Testicular cancer, or cancer from the testes, occurs in the testicles, within the scrotum. Testicular cancer is a disease by which cells become malignant in a single or both testicles. Testicular cancer makes up about only 1% of cancer in males, but it is the most common cancer found in men between the ages of 15 and 35 years old, and the incidence of this condition continues to be increasing over the last hundred years.
Testicular cancer occurs when the cells become malignant either in one or both testicles. White males, particularly those of Scandinavian descent are more prone to developing the disease compared to other men. Male sex hormones, testosterone, and sperm for reproduction are made in the testicles. The testicles really are a pair of male sex glands, also known as gonads. Testosterone controls the development of the reproductive organs, along with other male physical characteristics.
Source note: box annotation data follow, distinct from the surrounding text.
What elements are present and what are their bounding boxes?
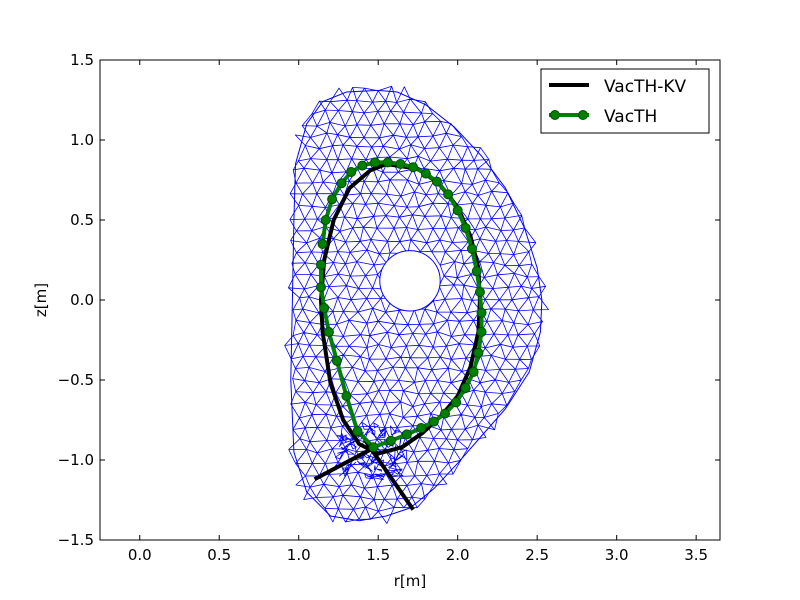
series-vacth-point — [416, 423, 427, 433]
x-tick-label: 3.5 — [684, 546, 708, 564]
series-vacth-point — [395, 159, 406, 169]
x-tick-label: 3.0 — [605, 546, 629, 564]
x-tick-label: 0.5 — [207, 546, 231, 564]
series-vacth-point — [323, 327, 334, 337]
series-vacth-point — [471, 266, 482, 277]
x-tick-label: 2.0 — [446, 546, 470, 564]
x-tick-label: 0.0 — [128, 546, 152, 564]
y-axis: −1.5 −1.0 −0.5 0.0 0.5 1.0 1.5 — [58, 51, 720, 549]
series-vacth-point — [315, 282, 326, 293]
series-vacth-kv-leg-1 — [313, 445, 376, 481]
series-vacth-point — [451, 397, 462, 408]
series-vacth-point — [452, 205, 463, 216]
series-vacth-point — [319, 303, 330, 313]
series-vacth-kv-leg-2 — [363, 439, 415, 511]
series-vacth-point — [341, 391, 352, 401]
legend-label-vacth-kv: VacTH-KV — [604, 77, 687, 97]
y-tick-label: 0.0 — [70, 291, 94, 309]
y-tick-label: −1.0 — [58, 451, 94, 469]
series-vacth-point — [428, 416, 439, 427]
series-vacth-point — [385, 435, 396, 446]
series-vacth-point — [315, 259, 326, 270]
series-vacth-point — [473, 347, 484, 358]
legend: VacTH-KV VacTH — [540, 68, 710, 134]
series-vacth-point — [460, 383, 471, 393]
series-vacth-point — [476, 327, 487, 337]
series-vacth-point — [352, 426, 363, 437]
x-axis: 0.0 0.5 1.0 1.5 2.0 2.5 3.0 3.5 — [128, 60, 708, 564]
series-vacth-point — [408, 162, 419, 173]
series-vacth-point — [432, 176, 443, 187]
series-vacth-point — [327, 194, 338, 205]
series-vacth-point — [346, 167, 357, 177]
mesh-hole — [379, 250, 441, 312]
legend-marker-vacth-2 — [578, 110, 588, 120]
series-vacth-point — [320, 215, 331, 225]
series-vacth-point — [467, 243, 477, 254]
series-vacth-point — [368, 442, 379, 453]
mesh-triangles — [284, 85, 549, 524]
x-tick-label: 1.5 — [366, 546, 390, 564]
legend-label-vacth: VacTH — [604, 107, 657, 127]
x-tick-label: 1.0 — [287, 546, 311, 564]
series-vacth-point — [370, 157, 381, 168]
y-tick-label: 0.5 — [70, 211, 94, 229]
series-vacth-point — [317, 239, 328, 249]
mesh-outer-boundary — [290, 89, 543, 522]
legend-box — [540, 68, 710, 134]
series-vacth-point — [336, 178, 347, 189]
y-axis-label: z[m] — [32, 283, 50, 317]
series-layer — [313, 157, 487, 511]
mesh — [284, 85, 549, 524]
x-axis-label: r[m] — [394, 572, 426, 590]
series-vacth-point — [439, 408, 450, 419]
legend-marker-vacth-1 — [550, 110, 560, 120]
series-vacth-point — [460, 223, 471, 233]
series-vacth-point — [476, 307, 487, 318]
series-vacth-point — [357, 160, 368, 171]
y-tick-label: −1.5 — [58, 531, 94, 549]
y-tick-label: −0.5 — [58, 371, 94, 389]
series-vacth-point — [443, 189, 454, 200]
y-tick-label: 1.0 — [70, 131, 94, 149]
series-vacth-point — [474, 287, 485, 297]
series-vacth-kv-line — [319, 162, 482, 456]
series-vacth-point — [420, 168, 431, 179]
series-vacth-point — [401, 429, 412, 440]
series-vacth-point — [331, 355, 342, 366]
series-vacth-point — [468, 367, 479, 377]
x-tick-label: 2.5 — [525, 546, 549, 564]
y-tick-label: 1.5 — [70, 51, 94, 69]
series-vacth-point — [382, 157, 393, 168]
Here are symptoms of testicular cancer.
Risk Factors For Testicular Cancer
- Undescended Testicle
Within 3% of boys, one or both testicles don’t move from the belly into the scrotum before birth like they should. Most testicles will move recorded on their own in the child’s first year. Sometimes surgical treatment is needed to bring the testicle into the scrotum.
- Family History
A family history of testicular cancer boosts the risk. But very few men with testicular cancer possess a family history of it.
- HIV Infection
Men have contracted HIV seem to have a heightened risk of testicular cancer. This may be particularly true for men who have AIDS.
- CIS (Carcinoma In Situ)
CIS is described in What is testicular cancer? It isn’t clear how frequently CIS in the testicles becomes cancer. Frequently it’s found when a man is tested for infertility. It could also be found when a man includes a testicle removed because of cryptorchidism.
About half of testicular cancers occur in men between the ages of 20 and 34. However this cancer can affect males of all ages, including infants and older men.
There is evidence that men who are taller than average have an increased risk of testicular cancer and men who are shorter than average have a reduced risk.
Symptoms And Complications of Testicular Cancer
The symptoms of testicular cancer include:
- An easy lump in the testicle (common)
- Dull ache or pain within the groin or abdomen (uncommon)
- Enlargement of the testicle (common)
- Pain, discomfort, or perhaps a feeling of heaviness in the scrotum (uncommon)
- Discomfort or pain in the testicle (uncommon)
- Occasionally, symptoms arise from disease that has already spread to other organs, for example lumps in the neck, cough because of cancer in the lungs, lower back pain due to cancer in the bones, and, rarely, neurological problems due to nerve or brain problems.